The Mexican Embassy in Washington says that as of Dec. 18, 1995, the United States should have allowed such access to U.S. border states and, starting on Jan. 1, 1997, Mexican investors were supposed to have had access to this sector. However, despite numerous meetings held between officials from both countries, the United States has still not eliminated the restrictions which it unilaterally adopted.
"In spite of its decision to continue these procedures to resolve the dispute," says the embassy, "Mexico is still open to finding a negotiated solution that allows the parties to fulfill their commitments under NAFTA."

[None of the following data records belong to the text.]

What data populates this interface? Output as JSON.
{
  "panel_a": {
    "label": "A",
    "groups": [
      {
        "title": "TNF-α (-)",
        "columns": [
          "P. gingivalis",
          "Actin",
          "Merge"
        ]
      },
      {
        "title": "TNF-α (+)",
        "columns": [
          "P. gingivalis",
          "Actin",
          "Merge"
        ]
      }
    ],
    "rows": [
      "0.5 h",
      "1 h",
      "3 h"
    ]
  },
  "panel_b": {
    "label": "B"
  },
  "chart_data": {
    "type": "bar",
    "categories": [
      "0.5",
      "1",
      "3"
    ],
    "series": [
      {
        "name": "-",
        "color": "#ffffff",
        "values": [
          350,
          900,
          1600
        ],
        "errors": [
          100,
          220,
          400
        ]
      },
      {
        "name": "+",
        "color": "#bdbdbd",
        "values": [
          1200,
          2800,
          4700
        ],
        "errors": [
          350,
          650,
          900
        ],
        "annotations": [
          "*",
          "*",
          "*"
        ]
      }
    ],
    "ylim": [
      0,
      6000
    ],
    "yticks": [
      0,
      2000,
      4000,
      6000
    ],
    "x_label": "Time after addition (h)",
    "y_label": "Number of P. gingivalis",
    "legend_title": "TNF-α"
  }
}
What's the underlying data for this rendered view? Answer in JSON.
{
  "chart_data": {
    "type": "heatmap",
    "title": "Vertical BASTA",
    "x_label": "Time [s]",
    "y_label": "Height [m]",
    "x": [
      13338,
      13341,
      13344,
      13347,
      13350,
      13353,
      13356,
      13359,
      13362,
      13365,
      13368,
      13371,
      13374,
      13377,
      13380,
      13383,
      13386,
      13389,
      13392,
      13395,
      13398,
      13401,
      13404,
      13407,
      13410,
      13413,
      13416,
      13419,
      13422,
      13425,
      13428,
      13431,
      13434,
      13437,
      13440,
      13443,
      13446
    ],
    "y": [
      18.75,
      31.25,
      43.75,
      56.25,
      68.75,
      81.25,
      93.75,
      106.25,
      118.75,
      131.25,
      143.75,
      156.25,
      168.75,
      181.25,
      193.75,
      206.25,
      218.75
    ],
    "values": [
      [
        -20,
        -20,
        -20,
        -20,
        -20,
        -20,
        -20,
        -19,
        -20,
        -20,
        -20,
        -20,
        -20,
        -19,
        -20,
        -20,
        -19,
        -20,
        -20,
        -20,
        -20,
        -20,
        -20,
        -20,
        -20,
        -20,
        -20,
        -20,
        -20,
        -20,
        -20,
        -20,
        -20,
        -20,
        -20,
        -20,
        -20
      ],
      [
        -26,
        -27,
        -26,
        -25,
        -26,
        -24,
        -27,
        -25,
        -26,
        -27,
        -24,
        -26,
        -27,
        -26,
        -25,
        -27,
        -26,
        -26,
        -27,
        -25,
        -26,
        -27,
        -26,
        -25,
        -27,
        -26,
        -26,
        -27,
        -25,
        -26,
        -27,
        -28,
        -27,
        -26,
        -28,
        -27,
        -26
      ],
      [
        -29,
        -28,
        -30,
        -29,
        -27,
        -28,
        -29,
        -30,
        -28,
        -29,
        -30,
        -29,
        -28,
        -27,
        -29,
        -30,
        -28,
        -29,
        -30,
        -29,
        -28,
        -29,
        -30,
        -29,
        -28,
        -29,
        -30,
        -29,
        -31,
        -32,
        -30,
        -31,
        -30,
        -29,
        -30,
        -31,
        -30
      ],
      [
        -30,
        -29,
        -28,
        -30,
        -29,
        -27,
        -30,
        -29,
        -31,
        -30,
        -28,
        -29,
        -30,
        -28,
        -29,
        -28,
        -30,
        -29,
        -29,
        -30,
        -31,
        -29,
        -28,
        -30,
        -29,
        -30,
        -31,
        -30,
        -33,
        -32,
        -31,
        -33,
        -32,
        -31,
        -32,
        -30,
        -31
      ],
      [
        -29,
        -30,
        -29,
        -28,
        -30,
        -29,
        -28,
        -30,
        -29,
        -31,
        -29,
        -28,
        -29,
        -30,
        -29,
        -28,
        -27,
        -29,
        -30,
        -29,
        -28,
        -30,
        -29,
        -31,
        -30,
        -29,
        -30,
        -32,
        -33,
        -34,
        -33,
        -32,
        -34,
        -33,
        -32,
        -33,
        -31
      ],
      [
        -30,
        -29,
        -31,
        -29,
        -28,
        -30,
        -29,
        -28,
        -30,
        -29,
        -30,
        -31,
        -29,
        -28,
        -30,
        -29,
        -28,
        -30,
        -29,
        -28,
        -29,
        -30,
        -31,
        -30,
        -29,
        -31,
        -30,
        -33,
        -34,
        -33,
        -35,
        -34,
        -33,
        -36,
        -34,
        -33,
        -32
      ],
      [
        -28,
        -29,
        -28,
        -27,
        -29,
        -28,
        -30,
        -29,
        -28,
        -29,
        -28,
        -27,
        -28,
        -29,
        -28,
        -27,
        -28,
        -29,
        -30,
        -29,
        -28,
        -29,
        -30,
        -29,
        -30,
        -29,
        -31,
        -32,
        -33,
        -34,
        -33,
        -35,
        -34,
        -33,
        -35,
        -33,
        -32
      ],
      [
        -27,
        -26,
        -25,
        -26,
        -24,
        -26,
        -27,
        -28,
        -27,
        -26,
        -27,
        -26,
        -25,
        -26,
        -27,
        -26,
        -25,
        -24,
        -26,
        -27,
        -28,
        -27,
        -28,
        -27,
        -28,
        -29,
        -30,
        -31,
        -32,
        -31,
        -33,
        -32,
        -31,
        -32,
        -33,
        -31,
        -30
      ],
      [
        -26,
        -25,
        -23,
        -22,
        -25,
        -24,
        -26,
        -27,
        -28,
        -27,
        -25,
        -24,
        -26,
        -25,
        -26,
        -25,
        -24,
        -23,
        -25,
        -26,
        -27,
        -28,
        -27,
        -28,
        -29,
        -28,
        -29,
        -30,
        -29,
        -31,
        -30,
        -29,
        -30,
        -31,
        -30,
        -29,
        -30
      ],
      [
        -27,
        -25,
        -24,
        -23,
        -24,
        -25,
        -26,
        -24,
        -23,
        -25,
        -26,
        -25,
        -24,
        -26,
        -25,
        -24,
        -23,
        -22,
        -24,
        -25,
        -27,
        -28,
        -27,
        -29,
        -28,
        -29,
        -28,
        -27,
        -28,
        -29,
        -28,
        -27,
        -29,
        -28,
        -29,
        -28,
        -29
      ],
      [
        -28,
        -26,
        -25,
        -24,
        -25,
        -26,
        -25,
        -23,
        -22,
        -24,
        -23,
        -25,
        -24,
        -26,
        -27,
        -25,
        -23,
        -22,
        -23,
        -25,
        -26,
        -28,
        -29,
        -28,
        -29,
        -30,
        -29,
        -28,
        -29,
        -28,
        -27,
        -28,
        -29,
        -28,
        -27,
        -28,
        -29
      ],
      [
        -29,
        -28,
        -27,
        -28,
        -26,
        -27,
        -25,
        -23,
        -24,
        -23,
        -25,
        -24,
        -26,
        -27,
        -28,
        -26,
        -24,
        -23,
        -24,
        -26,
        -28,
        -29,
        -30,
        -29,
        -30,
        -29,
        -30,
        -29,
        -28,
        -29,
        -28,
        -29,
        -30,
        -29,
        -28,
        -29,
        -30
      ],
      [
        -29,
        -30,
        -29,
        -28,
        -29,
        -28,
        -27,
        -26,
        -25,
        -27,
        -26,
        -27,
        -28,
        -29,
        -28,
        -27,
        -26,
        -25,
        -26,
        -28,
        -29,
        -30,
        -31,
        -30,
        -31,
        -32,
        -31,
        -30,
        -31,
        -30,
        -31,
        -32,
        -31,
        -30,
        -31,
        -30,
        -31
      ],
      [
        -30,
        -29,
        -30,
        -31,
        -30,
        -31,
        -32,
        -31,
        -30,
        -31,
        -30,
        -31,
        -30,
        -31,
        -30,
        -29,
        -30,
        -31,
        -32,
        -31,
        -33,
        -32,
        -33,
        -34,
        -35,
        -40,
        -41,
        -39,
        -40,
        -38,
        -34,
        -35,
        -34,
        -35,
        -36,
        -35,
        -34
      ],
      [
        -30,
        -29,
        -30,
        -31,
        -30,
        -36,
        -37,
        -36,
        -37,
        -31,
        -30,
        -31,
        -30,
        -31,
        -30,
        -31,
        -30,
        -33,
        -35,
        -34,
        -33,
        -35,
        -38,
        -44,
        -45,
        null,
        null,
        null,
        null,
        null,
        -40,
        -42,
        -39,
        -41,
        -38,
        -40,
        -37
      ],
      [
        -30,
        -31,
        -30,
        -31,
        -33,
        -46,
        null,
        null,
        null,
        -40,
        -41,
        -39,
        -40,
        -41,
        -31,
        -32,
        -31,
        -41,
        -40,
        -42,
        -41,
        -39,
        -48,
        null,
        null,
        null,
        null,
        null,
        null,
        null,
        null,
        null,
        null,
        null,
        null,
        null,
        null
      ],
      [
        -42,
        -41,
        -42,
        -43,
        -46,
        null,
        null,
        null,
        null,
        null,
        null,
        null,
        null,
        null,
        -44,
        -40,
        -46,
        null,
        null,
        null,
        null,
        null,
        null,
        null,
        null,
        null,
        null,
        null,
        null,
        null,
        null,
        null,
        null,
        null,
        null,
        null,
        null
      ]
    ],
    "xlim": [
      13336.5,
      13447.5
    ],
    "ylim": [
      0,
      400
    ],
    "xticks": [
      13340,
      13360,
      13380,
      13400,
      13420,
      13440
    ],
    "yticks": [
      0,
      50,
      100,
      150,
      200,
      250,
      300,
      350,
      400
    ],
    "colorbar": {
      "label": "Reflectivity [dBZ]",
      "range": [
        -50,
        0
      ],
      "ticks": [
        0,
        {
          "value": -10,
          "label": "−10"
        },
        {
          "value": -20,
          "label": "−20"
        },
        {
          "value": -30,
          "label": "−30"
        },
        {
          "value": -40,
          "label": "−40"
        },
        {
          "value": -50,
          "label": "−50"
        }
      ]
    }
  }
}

On a separate issue, U.S. and Mexican officials are still negotiating a Mexican request to increase import levels of garments made without fabric formed in North America.
Mexican importers have saturated the amount of supplies allowed in under the so-called tariff preference levels for the first time since NAFTA took effect in 1994.
Allan Grant, a senior trade analyst at International Development Systems Inc. in Washington, says one type of tariff prference level, which includes all types of cotton or man-made fiber apparel, was filled Sep. 11, when supplies reached 45 million square-meter equivalents. Another category -- this one for garments sewn in Mexico of pieces cut in the U.S. but with fabric made outside of a NAFTA country -- was filled at 25 million square feet on Sep. 3.
Once the limits are reached, importers will have to pay higher tariffs when the goods cross the U.S. border. According to Grant, more and more Asian garment manufacturers are taking advantage of Mexico's low labor costs and the favorable tariffs given to Mexican-made products by setting up factories in Mexico itself.
"The first couple of years of NAFTA, they were underutilized, but last year they started to be used up," Grant told The Journal of Commerce. "This year, they're filled up and it's a nightmare for people."
Meanwhile, the Mexican government has cut investment in the generation of electricity to the bone, a move described by unions and opposition parties as a strategy to privatize the sector. Authorities reply, however, that the necessary funds simply aren't available.
In order to meet demand, Mexico would have to invest over $25 billion in its power grid by the year 2005 -- a figure that can only be met with private-sector participation, says Mexico's Energy Secretariat. To do so with public resources would be "practically impossible." The government is pushing for legal reforms that would throw the energy sector open to private investors, who today generate around 8% of electric power in Mexico through short-term agreements.
Authorities say energy demand will grow 6% a year between now and 2005, meaning Mexico's current capacity of 35,000 megawatts will have to be increased by a third.
Despite the problems, foreign investment in Mexico's manufacturing sector continues unabated. Typical of new manufacturing investments is Alabama-based SCI Systems Inc. which announced in September that it's building a 100,000-square-foot "greenfield" facility in Apodaca, Nuevo León. The plant, to complement existing SCI facilities in Mexico City and Guadalajara, will make direct broadcast satellite receivers for a large European multinational, as well as electronic subassemblies for a family of medical products for a U.S. company.
SCI says it selected the Monterrey area "because of its growing importance as an industrial center in Mexico, its readily available and skilled labor, and its transportation proximity to the United States."